Photos of the elite soldiers, carrying weapons and dressed in civilian clothing, have been shared widely on social media. The Libyan Air Force, aligned with the country's government in Beida and which operates Wattayah airbase, has confirmed the arrival of the US soldiers, saying their presence was not coordinated with Libyan command.
In a statement the Libyan Air Force said the soldiers arrived at 6am on Monday 14 December on a US military aircraft carrying bulletproof jackets, night-vision goggles and silenced assault rifles. It speculated the arrival may have been organised by militias on the ground at Wattayah.

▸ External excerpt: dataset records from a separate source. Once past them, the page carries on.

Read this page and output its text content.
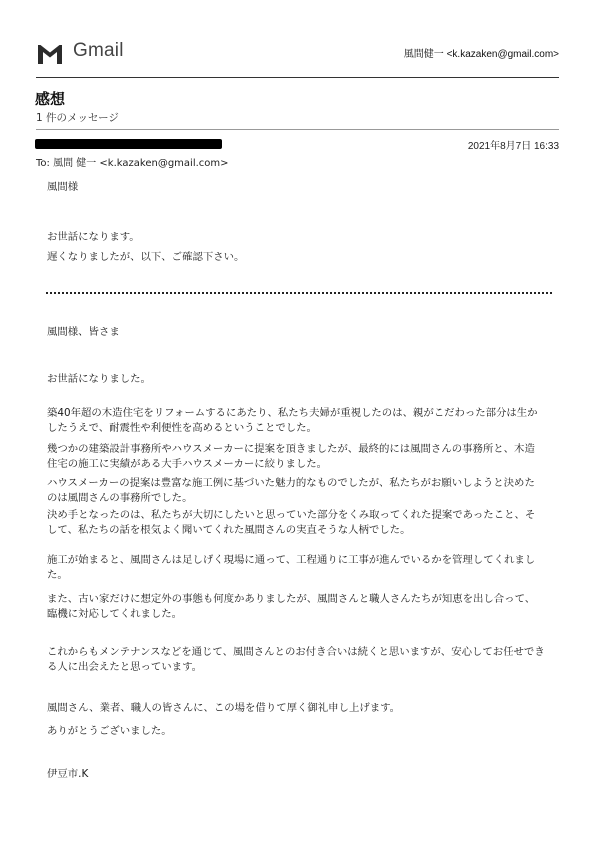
Gmail	風間健一 <k.kazaken@gmail.com>
感想
1 件のメッセージ
2021年8月7日 16:33
To: 風間 健一 <k.kazaken@gmail.com>
風間様
お世話になります。
遅くなりましたが、以下、ご確認下さい。
風間様、皆さま
お世話になりました。
築40年超の木造住宅をリフォームするにあたり、私たち夫婦が重視したのは、親がこだわった部分は生か
したうえで、耐震性や利便性を高めるということでした。
幾つかの建築設計事務所やハウスメーカーに提案を頂きましたが、最終的には風間さんの事務所と、木造
住宅の施工に実績がある大手ハウスメーカーに絞りました。
ハウスメーカーの提案は豊富な施工例に基づいた魅力的なものでしたが、私たちがお願いしようと決めた
のは風間さんの事務所でした。
決め手となったのは、私たちが大切にしたいと思っていた部分をくみ取ってくれた提案であったこと、そ
して、私たちの話を根気よく聞いてくれた風間さんの実直そうな人柄でした。
施工が始まると、風間さんは足しげく現場に通って、工程通りに工事が進んでいるかを管理してくれまし
た。
また、古い家だけに想定外の事態も何度かありましたが、風間さんと職人さんたちが知恵を出し合って、
臨機に対応してくれました。
これからもメンテナンスなどを通じて、風間さんとのお付き合いは続くと思いますが、安心してお任せでき
る人に出会えたと思っています。
風間さん、業者、職人の皆さんに、この場を借りて厚く御礼申し上げます。
ありがとうございました。
伊豆市.K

While the objective of the US Special Forces is unknown, US officials have stated that elite troops have been deployed in Iraq and Syria to take out the command structure of the Islamic State (Isis). Their deployment in Libya may be an extension of that mission in the militant group's largest overseas province.
The Pentagon has confirmed the death of Islamic State leader Abu Nabil in Libya in US air strikes. "Nabil's death will degrade Isis' ability to meet the group's objectives in Libya, including recruiting new Isis members, establishing bases in Libya, and planning external attacks on the United States," Pentagon spokesman Peter Cook said at the time.
The United States and its allies have become increasingly concerned about the presence of IS (Daesh) in Sirte, a former Gaddafi heartland. Speaking at an international conference in Rome on Libya, US Secretary of State John Kerry urged the formation of a Unity Government in Libya to fill the political vacuum in Libya, in which Daesh has flourished.
Claims in the British and Italian press that up to 1,000 British troops could be deployed to Libya in the short term have been denied by the Ministry of Defence.
"The UK, along with international partners, is supporting the process to form a recognised Libyan government and we are developing plans to support once this is done. No decisions have been made about the future deployment of any British military forces to Libya as part of an international coalition force," a spokesman told IBTimes UK.
The Pentagon was not immediately available for comment on this article.
Note: This article was amended on 18 December to remove reference to the movements of US special forces after they landed at Wattayah. The date of their arrival was corrected from 17 December to 14 December.